Kepala Pusdatin dan Humas Badan Nasional Penanggulangan Bencana Sutopo Purwo Nugroho, mengatakan meluapnya Sungai Citepus, juga disebabkan aliran sungai tersumbat sampah dan pendangkalan sungai karena lumpur. Drainase perkotaan tidak mampu menampung aliran permukaan dari hujan yang lebat menyebabkan banjir parah. Tinggi banjir bervariasi 50-200 sentimeter.

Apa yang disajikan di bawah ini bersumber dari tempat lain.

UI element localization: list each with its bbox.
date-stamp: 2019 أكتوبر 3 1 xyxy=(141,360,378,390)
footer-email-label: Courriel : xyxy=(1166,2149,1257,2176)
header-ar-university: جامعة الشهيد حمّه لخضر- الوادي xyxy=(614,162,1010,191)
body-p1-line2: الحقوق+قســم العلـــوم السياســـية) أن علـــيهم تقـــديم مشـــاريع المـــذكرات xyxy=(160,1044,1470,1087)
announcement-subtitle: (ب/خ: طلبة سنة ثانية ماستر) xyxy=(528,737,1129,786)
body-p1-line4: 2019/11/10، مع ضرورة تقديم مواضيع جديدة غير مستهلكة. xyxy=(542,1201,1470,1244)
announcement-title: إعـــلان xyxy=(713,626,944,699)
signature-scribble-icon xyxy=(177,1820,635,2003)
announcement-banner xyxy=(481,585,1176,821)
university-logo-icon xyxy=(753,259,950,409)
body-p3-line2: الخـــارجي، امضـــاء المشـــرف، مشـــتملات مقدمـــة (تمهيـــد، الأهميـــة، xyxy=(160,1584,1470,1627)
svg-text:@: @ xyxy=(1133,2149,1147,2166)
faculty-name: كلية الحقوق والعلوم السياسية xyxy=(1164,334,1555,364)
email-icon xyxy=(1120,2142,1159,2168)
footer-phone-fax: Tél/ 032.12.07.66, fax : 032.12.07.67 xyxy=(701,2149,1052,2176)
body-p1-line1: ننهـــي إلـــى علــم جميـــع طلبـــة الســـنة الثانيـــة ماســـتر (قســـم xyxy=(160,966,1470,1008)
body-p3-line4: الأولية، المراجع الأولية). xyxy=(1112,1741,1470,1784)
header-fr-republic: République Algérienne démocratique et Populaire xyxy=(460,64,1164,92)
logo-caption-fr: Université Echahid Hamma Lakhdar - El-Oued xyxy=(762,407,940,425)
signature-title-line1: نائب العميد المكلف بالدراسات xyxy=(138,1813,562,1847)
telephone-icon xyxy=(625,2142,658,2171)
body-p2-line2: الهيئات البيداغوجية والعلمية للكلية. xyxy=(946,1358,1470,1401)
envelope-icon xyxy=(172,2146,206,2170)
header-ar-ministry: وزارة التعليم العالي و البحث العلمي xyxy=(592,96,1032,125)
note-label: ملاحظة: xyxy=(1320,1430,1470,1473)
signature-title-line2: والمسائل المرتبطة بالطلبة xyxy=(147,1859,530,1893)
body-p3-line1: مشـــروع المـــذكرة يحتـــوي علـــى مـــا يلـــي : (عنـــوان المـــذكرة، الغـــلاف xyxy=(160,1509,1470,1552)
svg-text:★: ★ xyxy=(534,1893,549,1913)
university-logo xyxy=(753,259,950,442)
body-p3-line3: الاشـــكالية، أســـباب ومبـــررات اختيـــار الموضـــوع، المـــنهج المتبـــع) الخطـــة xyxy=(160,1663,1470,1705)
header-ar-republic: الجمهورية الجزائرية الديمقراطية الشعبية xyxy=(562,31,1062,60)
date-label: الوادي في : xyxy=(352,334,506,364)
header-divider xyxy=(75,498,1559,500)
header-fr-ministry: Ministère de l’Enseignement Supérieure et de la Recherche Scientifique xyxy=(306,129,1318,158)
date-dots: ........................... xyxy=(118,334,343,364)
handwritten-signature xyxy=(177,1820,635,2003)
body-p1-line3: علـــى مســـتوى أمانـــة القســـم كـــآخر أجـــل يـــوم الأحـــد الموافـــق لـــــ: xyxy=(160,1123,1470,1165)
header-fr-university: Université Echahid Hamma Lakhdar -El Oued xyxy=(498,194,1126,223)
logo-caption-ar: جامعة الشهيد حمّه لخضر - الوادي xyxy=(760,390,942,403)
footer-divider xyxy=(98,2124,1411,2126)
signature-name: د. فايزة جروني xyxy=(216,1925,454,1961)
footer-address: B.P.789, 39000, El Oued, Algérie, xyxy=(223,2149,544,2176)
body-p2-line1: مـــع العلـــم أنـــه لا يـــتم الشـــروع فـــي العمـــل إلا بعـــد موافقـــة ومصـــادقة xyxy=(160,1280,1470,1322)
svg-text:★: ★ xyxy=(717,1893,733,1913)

“Kerusakan dan kerugian ekonomi akibat banjir masih dalam pendataan. Banyak kendaraan yang rusak dan terendam banjir,” tambahnya, seperti dilansir Antara.
Dia mengatakan BPBD Provinsi Jawa Barat bersama Polri, TNI, aparat kelurahan dan kecamatan melakukan evakuasi dan penyedotan air dengan menggunakan mesin pompa penyedot.
Menurut Sutopo, Pemkot Bandung belum memiliki rencana membentuk BPBD karena bencana banjir masih bisa ditangani Dinas Penanggulangan Pemadam Kebakaran (DPPK). Namun saat terjadi bencana alam seperti saat ini fungsi komando menjadi sulit dilaksanakan.
Kini, banjir sudah surut di Jalan Pasteur dan lintasan jalan bisa dilalui kendaraan roda dua dan empat. Proses proses evakuasi di daerah Pagarsih dan Solokan Jeruk masih dilakukan. Ketinggian air saat ini sekitar 50-80 sentimeter.
“BPBD Provinsi Jabar bersama unsur Polri, TNI, kelurahan dan kecamatan melakukan pemantauan untuk mengantisipasi banjir susulan,” katanya.